With a much wider remit, the GSA (the mobile suppliers' organisation) claims that it has identified 269 LTE-enabled user devices, with 48 of them smartphones. Its breakdown by form factor was:
- 31 Modules
- 18 Tablets
- 12 Notebooks
- 2 PC Cards
- 1 Femtocell
- 48 Smartphones
- 101 Routers
- 56 Dongles
In terms of the major radio frequency bands, the GSA reported:
- 700 MHz (US Digital Dividend, various bands) 142 devices
- 800 MHz (EU Digital Dividend, Band 20) 52 devices
- 800 MHz (Band 3) 50 devices
- 2600 MHz (Band 7) 65 devices
- 800/1800/2600 MHz 43 devices
- AWS (Band 4) 51 devices
Note that in neither the GCF list nor the GSA list is there a peep about 900MHz, which is not surprising, as there is very little 900MHz LTE activity. Net4mobility, the Swedish JV, uses 900MHz spectrum as well as 2.6GHz for LTE, but that is about it in terms of commercial launches. Informa's analysts said last year that the 900MHz band is likely to see the lowest level of LTE deployments worldwide, representing just 3% of the global addressable market for LTE by 2016.
Alan Hadden of the GSA confirmed that although he does hear some murmurings around 900MHz, it is mainly limited to certain geographies. 1800 is still much more attractive in terms of refarming, given that most operators have for more of it.
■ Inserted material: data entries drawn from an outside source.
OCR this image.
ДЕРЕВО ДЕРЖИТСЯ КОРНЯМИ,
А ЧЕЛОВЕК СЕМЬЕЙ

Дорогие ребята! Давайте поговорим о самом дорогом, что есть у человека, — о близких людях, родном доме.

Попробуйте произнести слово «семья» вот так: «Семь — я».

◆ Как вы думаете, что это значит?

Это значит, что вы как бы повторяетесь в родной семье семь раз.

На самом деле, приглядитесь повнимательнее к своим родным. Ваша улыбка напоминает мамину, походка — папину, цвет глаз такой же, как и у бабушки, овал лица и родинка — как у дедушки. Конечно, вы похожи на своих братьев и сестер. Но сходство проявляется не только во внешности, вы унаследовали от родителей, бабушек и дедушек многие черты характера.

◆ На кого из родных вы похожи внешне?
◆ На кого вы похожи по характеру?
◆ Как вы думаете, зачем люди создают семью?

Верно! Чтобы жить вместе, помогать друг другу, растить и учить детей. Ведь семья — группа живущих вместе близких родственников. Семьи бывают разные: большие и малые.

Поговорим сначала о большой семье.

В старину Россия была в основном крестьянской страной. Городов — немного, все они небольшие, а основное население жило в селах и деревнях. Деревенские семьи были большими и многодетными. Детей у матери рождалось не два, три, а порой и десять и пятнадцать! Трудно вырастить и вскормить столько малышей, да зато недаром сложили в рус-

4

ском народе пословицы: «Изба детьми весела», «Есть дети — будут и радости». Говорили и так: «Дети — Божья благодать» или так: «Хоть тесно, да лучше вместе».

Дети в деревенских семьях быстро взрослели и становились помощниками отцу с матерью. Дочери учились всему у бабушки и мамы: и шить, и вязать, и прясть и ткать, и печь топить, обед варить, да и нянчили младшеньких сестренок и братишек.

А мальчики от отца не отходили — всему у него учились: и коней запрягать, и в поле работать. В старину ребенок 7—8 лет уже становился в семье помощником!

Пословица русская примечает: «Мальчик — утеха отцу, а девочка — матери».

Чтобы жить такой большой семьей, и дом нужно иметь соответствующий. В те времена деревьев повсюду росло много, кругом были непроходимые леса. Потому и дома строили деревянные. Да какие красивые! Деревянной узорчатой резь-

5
Our GCF spokesperson points out: "As the technology beds in and matures, manufacturers are increasingly likely to put their devices through certification to demonstrate to operators that their devices achieve what is a respected benchmark of interoperability. This reassurance will become ever more important as operators move towards the introduction of LTE roaming."
Early days, then, but there are multi-band devices already in certification, with the likelihood that more will be added this year, not least in 1800MHz, which has only just been added to the GCF's list of supported test cases.